Printing of Rs 100 Notes Stalled as Focus on Rs 2,000 and Rs 500
The Reserve Bank of India’s preoccupation with printing the new Rs 2,000 and Rs 500 notes has almost completely stopped the printing of Rs 100 notes – at this point in time, the most sought after currency – leaving the country staring at a potentially huge financial and economic crisis.
Highly placed RBI sources revealed to The Quint that while the central bank’s printing presses in Salboni (in West Midnapore, Bengal) and Mysore are each printing 20 million new Rs 2,000 notes per day, the Nashik (Maharashtra) and Dewas (Madhya Pradesh) mints, which are run by the Security Printing and Minting Corporation of India Ltd, are printing the new Rs 500 notes. But the production rate of the new Rs 500 notes is “far, far less” than the Rs 2,000 notes, sources disclosed.
This is because the printing of the new Rs 500 notes began at least a month after the first Rs 2,000 notes began to be printed at the Salboni and Mysore presses in October, the sources said. The Bharatiya Reserve Bank Note Mudran Ltd (BRBNML), a wholly owned RBI subsidiary, operates the Salboni and Mysore printing presses.
Potentially Alarming Situation
What is more alarming, however, is that Rs 100 currency notes, which are in very high demand across the country, “are not being printed” at any of the four presses “since the entire attention” is on churning out the new Rs 2,000 and Rs 500 notes. The government has said that the situation will stabilise in 50 days, although economists are not so optimistic, with Saumitra Chaudhari claiming that it could take till at least May 2017, if not beyond this time, before the currency shortage is overcome.
RBI sources said that the printing presses in Salboni and Mysore received the samples for Rs 2,000 notes in August. Approval for printing was granted in September and it was only in October that printing took off in earnest at Salboni and Mysore, which takes care of about 65 percent of the total printing of currency notes.
After negotiations between BRBNL authorities and the labour unions, it was decided to operate three instead of two shifts to “meet the emergency requirements”.
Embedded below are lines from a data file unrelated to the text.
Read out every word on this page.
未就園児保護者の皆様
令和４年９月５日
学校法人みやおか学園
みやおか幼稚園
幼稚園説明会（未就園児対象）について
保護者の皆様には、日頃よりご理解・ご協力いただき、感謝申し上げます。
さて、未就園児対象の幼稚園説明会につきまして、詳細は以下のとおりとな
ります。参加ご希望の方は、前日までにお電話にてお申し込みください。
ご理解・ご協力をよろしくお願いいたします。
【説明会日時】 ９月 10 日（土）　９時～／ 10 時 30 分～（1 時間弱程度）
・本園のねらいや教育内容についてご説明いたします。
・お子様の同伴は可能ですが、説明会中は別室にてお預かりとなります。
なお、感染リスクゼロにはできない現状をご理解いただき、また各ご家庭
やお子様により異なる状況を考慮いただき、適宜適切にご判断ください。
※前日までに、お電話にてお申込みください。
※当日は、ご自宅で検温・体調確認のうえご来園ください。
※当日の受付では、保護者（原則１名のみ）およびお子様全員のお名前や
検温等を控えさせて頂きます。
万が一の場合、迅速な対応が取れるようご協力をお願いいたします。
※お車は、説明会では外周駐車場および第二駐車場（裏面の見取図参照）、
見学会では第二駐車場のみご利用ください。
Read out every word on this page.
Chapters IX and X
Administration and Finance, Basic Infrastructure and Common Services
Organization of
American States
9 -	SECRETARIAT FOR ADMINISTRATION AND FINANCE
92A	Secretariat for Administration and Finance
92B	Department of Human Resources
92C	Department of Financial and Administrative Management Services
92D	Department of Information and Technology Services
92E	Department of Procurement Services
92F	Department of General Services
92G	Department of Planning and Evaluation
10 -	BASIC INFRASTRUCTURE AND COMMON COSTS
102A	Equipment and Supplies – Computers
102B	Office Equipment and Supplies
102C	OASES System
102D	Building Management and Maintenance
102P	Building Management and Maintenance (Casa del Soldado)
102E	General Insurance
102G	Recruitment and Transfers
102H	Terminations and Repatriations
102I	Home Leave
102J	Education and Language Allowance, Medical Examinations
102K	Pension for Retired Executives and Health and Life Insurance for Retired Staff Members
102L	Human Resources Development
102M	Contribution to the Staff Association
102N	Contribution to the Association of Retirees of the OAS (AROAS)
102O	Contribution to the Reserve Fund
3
Sources said that was it to maintain total secrecy, employees at the printing presses were only told that a new series of notes would be printed. New series of high value notes are printed every 10 years.
Slow Rate of Printing
The Nashik and Dewas presses, operated by the SPMCIL under the finance ministry, print between 32-35 percent of notes. “The Nashik and Dewas presses print at a lower rate,” sources said.
“There will hopefully be no crisis in the supply of Rs 2,000 notes, but the rate of printing of the new Rs 500 notes is lesser. Consequently, this will hit supply. The potential economic and financial the country is staring at is mind-numbing,” the sources said.
Highly placed RBI sources revealed to The Quint that before the Modi government’s fiat to withdraw Rs 1,000 and Rs 500 notes, the total number of these currency notes in circulation was 2,204 crore (1,578 Rs 500 and 633 Rs 1,000 notes) pieces. This number rose to 2,327 pieces (1,658 of Rs 500 and 668 of Rs 1,000 notes) by October 2016 when there was an increase in the total volume of production of these two currency denominations.
‘Future Economic Contraction’
There have been reports since the government surprisingly withdrew the Rs 500 and Rs 1,000 notes, citing the aim of eradicating black money and hitting terrorism, that there would be an “inevitable short-term economic contraction”. The situation is compounded by the potentially severe shortage of Rs 100 notes for which “there is now an additional requirement”, sources pointed out.
They said that it “is surprising that Rs 2,000 notes are being printed at much larger volume compared to the Rs 500 notes, when the former suits businesses while the latter is more commonly used by the public at large.”
Meanwhile, The Quint has learnt that more than 40,000 ATMs have become non-functional in many parts of the country after an American company, ACI Worldwide, recently cancelled the software licence of Financial Software and Systems Ltd (FSSL), which runs the software programmes of these ATMs that service at least 30 leading banks.
When contacted, ACI Worldwide executives in India did not deny that their company had cancelled the licence that FSSL that helped FSSL operate the ATMs. Responding to The Quint’s questionnaire, ACI Worldwide’s South Asia General Manager Shekhar Ganapathy said in an email that “ACI stands behind the legal notice issued in August 2016 to FSS on account of certain contractual disputes which arose out of an existing agreement. The public notice issued by ACI last week reflects the same stance.”
While Ganapathy said he had “no idea” how many ATMs have been hit, he added that “ ACI’s public notice to an ex-distributor in India has absolutely no connection with the recent ATM issues throughout the country,” although “following the RBI’s announcement last week, there has been a widely reported shortage of cash in ATMs in India.”
When contacted, an FSSL source said that ACI Worldwide’s action amounted to “creating panic” and have “chosen this moment to rake up the matter and are looking at another partner”.